West Texas Intermediate’s discount to Brent traded at its narrowest since October, as cold weather and the start of a new pipeline supported U.S. prices, while slowing Chinese economic growth undermined Brent.
WTI was little changed. A winter storm is threatening to drop snow, ice and sleet from Utah to Pennsylvania, including as much as 8 inches (20 centimeters) in New York City. Brent, a global crude benchmark, fell as a Chinese Purchasing Managers’ Index in January dropped to a six-month, indicating that government efforts to rein in excessive credit in the world’s second-largest oil consumer will cool growth.

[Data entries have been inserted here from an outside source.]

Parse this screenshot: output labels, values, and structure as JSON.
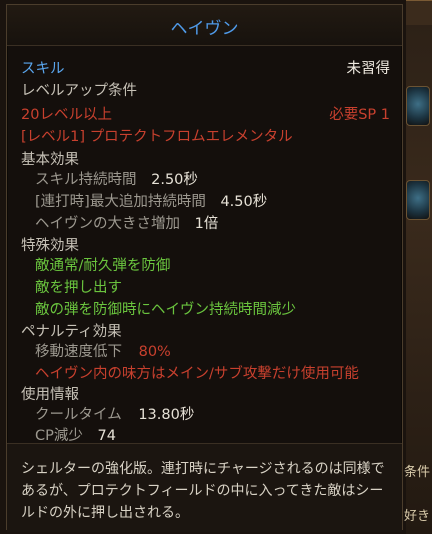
{
  "title": "ヘイヴン",
  "type_label": "スキル",
  "status": "未習得",
  "levelup_heading": "レベルアップ条件",
  "req_level": "20レベル以上",
  "req_sp": "必要SP 1",
  "prereq": "[レベル1] プロテクトフロムエレメンタル",
  "basic": {
    "heading": "基本効果",
    "stats": [
      {
        "label": "スキル持続時間",
        "value": "2.50秒"
      },
      {
        "label": "[連打時]最大追加持続時間",
        "value": "4.50秒"
      },
      {
        "label": "ヘイヴンの大きさ増加",
        "value": "1倍"
      }
    ]
  },
  "special": {
    "heading": "特殊効果",
    "items": [
      "敵通常/耐久弾を防御",
      "敵を押し出す",
      "敵の弾を防御時にヘイヴン持続時間減少"
    ]
  },
  "penalty": {
    "heading": "ペナルティ効果",
    "speed_label": "移動速度低下",
    "speed_value": "80%",
    "note": "ヘイヴン内の味方はメイン/サブ攻撃だけ使用可能"
  },
  "usage": {
    "heading": "使用情報",
    "cooldown_label": "クールタイム",
    "cooldown_value": "13.80秒",
    "cp_label": "CP減少",
    "cp_value": "74"
  },
  "description": "シェルターの強化版。連打時にチャージされるのは同様であるが、プロテクトフィールドの中に入ってきた敵はシールドの外に押し出される。",
  "background_fragments": {
    "side_text_1": "条件",
    "side_text_2": "好き"
  },
  "colors": {
    "title": "#4f9ae8",
    "requirement": "#c8402e",
    "special_effect": "#6ac43e"
  }
}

“The Chinese economy is slowing, in line with the new economic policy, adding pressure to most commodities this morning including oil,” said Andrey Kryuchenkov, an analyst at VTB Capital in London. “The ongoing cold snap” in the U.S. is supporting demand for heating fuel there, he said.
WTI for March delivery was up 15 cents at $97.64 a barrel in electronic trading on the New York Mercantile Exchange as of 12:40 p.m. London time. Brent’s premium to WTI contracts on the ICE Futures Europe exchange was at $8.48 a barrel, the least since Oct. 18 on an intraday basis. The spread settled at $8.91 on Jan. 31.